Yargıtay kararının devamında işletme dışından kaynaklanan nedenlerin iş akdinin feshi noktasında hangi şartlar altında etkili görülebileceği değerlendirilmiştir. İşçinin işletmedeki işyerinin kaybına, iş ilişkisinin feshine yol açan işletme dışı nedenleri, piyasa olayları belirler. İşletmenin doğrudan doğruya etkisinin olmadığı bütün nedenler, işletme dışı nedenlerdir. Siparişlerdeki azalma, pazarlama güçlükleri, satış ve sürümde azalma, hammadde yokluğu, enerji sıkıntısı, kamu işyerlerinde devlet bütçesinden kaldırılması, meteorolojik nedenler işletme dışı sebeplere örnek gösterilebilir. İşletme dışı nedenler, işletme gereklerine dayanan fesih için, ancak işyerinde işgücü fazlasına neden olmuşsa, önem arz eder. İşveren, işletme dışı sebeplerin zorunlu kıldığı işletmesel süreçteki yapısal değişimi somut olarak ortaya koyarak bunun belirli çalışma yerlerinde azalmaya yol açtığını göstermelidir. Bir başka anlatımla, işveren, fiili verileri, işçilerin karşı vakıalar ile itiraz edebileceği ve mahkemelerce de denetlenebilmesine imkân sağlayacak şekilde somut ve ayrıntılı olarak ortaya koymalıdır. İşletme dışı sebebin işletmedeki iş miktarına etki edip etmediği, ediyorsa ölçüsünü ve bu suretle işletmedeki işçi sayısına etki edip etmediği, ediyorsa ne kadarına etki ettiği yargısal denetim sonucu açıklığa kavuşturulmalıdır.

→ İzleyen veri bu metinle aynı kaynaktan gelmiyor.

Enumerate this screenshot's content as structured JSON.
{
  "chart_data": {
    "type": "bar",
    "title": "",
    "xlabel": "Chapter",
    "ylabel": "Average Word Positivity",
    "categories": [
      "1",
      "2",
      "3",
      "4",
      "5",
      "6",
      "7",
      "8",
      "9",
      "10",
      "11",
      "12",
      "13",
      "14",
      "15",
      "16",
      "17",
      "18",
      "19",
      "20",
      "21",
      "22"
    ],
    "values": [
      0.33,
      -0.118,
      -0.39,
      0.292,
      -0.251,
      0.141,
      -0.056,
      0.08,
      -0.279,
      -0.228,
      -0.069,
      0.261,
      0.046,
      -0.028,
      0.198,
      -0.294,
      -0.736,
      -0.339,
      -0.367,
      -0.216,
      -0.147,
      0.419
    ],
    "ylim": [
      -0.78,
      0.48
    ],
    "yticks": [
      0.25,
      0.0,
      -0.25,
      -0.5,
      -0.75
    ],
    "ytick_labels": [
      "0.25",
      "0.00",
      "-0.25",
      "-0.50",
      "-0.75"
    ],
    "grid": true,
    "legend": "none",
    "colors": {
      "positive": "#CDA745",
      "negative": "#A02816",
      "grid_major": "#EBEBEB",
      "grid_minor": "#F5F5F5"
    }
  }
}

Mahkemece daha önce yaşanan fesihler nedeni ile keşfe götürülen ve rapor alınan öğretim üyesi ve makine yüksek mühendisi-avukat ile mali müşavir olan aynı bilirkişiler, bu kez tek dosyada yapılan keşfe götürülmüş ve bu bilirkişilerden rapor alınmıştır. Hükme esas rapor 2008 yılı ortalarında ve daha önce yaşanan fesihlerde sunulan rapor ile aynı tespit ve gerekçeleri içermektedir. Bilirkişiler "işyerinde bütün ünitelerde üretimin devam ettiğini, 2008 yılı Kasım ayından önce Ekim ayında işyerine 5 yeni işçi alımının yapılmış olduğu, iş sözleşmesi feshedilen işçilerin seçiminde sosyal seçim kriterlerine uyulmadığının belirlendiği, satışlarda azalma olduğu, ancak zararının olmadığı, feshin son çare ilkesine uyulmadığı" tespitlerinde bulunmuşlardır. Ancak bu tespitler, Yargıtay tarafından yukarıda belirtilen kriterleri kapsamadığı gibi, yargısal denetim yapılması için gerekli yeterliliği ve açıklığı içermediği için yeterli görülmemiştir.
Yargıtay işverence ortaya konulan işlemleri yapılan fesih açısından yeterli görmüştür. Yargıtay, her şeyden önce 2008 yılı sonlarında ve 2009 yılı başlarında sadece ülkemizde değil, dünyada küresel olarak bir ekonomik krizin yaşandığı ve özellikle otomotiv sektörü gibi diğer tüm sektörlerin bundan etkilendiği bilinen bir gerçeklik olduğundan hareketle, otomotiv sektöründe faaliyet yürüten davalı işverenin de bundan etkilendiğini, Temmuz-Aralık 2008 ayları arasında %46, Ocak-Şubat 2009 tarihleri arası ise %80 oranında siparişlerin düştüğünü, öncelikle tasarruf tedbirleri uyguladığını, yetmeyince fazla mesailerin kaldırıldığını, vardiya sayısının 3'den 2'ye indirildiğini, yıllık izinlerin kullandırıldığını, ücretsiz izin uygulaması yapıldığını ve ücret zammının ertelendiğini, 13.01.2009 tarihinde kısa çalışma ödeneği için başvurulduğunu, işten çıkarmada da öncelikle evli eşlerden birinin tercih edildiğini, ortaya koymuş ve bilirkişilerin bu olguları değerlendirmediği için raporu eksik görmüştür.